Le plus divertissant quart d’heure de la représentation a sans contredit été celui durant lequel MM. Brunet et Vernet, des Variétés, ont joué quelques-unes des plus joyeuses scènes de Je fais mes farces. À l’occasion de cette amusante folie et avant qu’elle commençât, un grave incident s’était élevé dans les coulisses. M. Brunet y ayant fait apporter, comme accessoire indispensable de son rôle, le petit théâtre de Polichinelle, à l’aspect de Polichinelle et de son théâtre, toute la comédie s’était émue. Une importante discussion avait immédiatement eu lieu entre M. Brunet et messieurs et mesdames les sociétaires. Souffrirait-on l’apparition du théâtre de Polichinelle sur le Théâtre-Français ? Ferait-on voir au public Polichinelle après M. Monrose ? Les poupées et les marionnettes seraient-elles bien admises à se produire là où se montraient chaque soir MM. Faure et Saint-Aulaire, mademoiselle Brocard et mademoiselle Anaïs ? La dignité de la scène française n’était-elle pas intéressée à ce qu’une pareille profanation fût interdite. Voilà ce qui se disait d’une part. De l’autre, M. Brunet réclamait énergiquement l’assistance de Polichinelle et de son théâtre. M. Brunet déclarait que, pour le bénéfice d’aucune comédienne française du monde, il ne se séparerait jamais de Polichinelle. — Après de mûres délibérations, auxquelles on ne sait point si M. le commissaire royal fût appelé, une transaction intervint. On décida que M. Brunet pourrait paraître avec Polichinelle, mais à la condition qu’il le cacherait soigneusement sous sa redingote. Quant à son théâtre, il fut à l’unanimité résolu que son admission sur la scène française était impossible, et qu’il demeurerait pudiquement voilé dans le coin le plus sombre des coulisses pendant les farces de M. Vernet.

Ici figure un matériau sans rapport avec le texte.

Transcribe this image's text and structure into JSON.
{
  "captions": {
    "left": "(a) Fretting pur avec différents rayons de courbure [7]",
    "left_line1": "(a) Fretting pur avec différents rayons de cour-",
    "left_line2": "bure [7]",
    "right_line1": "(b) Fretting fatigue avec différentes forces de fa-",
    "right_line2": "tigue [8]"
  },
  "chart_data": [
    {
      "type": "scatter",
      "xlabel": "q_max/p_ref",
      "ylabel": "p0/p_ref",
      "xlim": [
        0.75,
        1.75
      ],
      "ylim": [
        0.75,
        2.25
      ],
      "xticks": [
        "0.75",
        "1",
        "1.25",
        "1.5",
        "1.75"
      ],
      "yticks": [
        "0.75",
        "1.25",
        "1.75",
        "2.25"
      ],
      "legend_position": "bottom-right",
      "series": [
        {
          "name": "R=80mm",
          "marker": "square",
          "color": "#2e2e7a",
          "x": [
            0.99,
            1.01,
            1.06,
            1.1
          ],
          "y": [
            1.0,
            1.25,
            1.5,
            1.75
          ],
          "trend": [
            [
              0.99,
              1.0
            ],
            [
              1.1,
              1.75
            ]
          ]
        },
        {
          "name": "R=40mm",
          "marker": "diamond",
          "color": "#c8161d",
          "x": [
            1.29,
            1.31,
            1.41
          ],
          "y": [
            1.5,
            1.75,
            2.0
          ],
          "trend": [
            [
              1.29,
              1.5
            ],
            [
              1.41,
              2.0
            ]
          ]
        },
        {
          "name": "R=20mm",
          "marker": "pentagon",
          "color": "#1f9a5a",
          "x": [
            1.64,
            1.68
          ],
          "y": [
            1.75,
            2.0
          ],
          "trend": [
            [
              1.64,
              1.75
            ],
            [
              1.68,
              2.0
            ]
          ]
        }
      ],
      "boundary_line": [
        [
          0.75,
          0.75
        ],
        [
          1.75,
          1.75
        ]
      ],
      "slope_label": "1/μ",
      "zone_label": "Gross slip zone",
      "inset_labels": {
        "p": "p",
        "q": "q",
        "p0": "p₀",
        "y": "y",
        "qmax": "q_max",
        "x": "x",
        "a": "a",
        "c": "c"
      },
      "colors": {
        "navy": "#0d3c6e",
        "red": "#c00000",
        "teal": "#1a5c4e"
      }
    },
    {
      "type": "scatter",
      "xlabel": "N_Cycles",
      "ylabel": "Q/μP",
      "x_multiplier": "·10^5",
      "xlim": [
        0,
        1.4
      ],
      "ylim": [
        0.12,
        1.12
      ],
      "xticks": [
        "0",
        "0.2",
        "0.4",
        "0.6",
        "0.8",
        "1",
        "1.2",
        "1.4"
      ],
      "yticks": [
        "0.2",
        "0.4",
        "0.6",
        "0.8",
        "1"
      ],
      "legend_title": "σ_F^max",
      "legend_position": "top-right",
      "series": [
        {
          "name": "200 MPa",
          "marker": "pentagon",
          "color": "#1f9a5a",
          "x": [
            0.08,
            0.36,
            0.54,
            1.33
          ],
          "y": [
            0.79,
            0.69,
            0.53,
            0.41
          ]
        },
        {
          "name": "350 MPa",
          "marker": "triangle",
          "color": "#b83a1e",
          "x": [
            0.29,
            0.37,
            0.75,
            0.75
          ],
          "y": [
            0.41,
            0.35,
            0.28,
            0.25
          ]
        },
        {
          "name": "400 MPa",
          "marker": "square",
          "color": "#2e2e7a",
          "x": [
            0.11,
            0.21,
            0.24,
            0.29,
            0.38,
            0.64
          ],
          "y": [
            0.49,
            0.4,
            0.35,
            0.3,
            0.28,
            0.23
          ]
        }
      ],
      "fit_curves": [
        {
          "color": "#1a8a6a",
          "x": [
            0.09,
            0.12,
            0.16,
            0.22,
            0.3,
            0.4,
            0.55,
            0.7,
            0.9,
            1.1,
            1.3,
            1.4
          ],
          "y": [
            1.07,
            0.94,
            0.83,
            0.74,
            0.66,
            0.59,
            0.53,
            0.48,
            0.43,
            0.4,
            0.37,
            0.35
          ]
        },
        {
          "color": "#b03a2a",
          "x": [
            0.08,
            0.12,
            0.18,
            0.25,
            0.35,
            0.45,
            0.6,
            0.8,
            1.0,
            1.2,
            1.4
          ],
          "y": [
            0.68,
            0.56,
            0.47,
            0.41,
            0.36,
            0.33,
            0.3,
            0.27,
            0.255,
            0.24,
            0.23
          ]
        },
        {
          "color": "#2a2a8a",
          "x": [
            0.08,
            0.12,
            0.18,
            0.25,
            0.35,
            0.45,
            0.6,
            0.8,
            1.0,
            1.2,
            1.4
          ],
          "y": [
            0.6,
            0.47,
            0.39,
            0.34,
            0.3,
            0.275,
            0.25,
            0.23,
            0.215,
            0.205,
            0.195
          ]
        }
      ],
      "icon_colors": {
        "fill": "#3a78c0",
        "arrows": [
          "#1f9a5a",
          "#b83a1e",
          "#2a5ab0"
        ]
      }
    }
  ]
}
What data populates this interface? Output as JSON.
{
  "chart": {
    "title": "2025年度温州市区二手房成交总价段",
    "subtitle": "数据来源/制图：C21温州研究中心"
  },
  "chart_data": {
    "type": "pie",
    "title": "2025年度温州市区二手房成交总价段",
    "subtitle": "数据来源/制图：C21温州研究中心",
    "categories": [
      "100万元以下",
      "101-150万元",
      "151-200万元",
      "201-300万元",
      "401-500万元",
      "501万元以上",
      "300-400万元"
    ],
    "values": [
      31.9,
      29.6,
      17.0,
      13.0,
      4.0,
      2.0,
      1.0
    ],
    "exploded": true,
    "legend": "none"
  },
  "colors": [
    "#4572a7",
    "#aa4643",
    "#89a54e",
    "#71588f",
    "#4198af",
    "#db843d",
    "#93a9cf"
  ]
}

La représentation du Vaudeville avait attiré peu de monde. Il est vrai de dire que le bénéficiaire avait on ne peut plus maladroitement composé son spectacle. Donner du Shakespeare et du Molière aux habitués de la rue de Chartres, n’était-ce pas un non-sens complet ?

Quoi qu’il en soit, malgré la grande Aventure de M. Scribe, qu’il a fallu d’abord subir, cette représentation a été bien belle pour ceux qui en ont su jouir.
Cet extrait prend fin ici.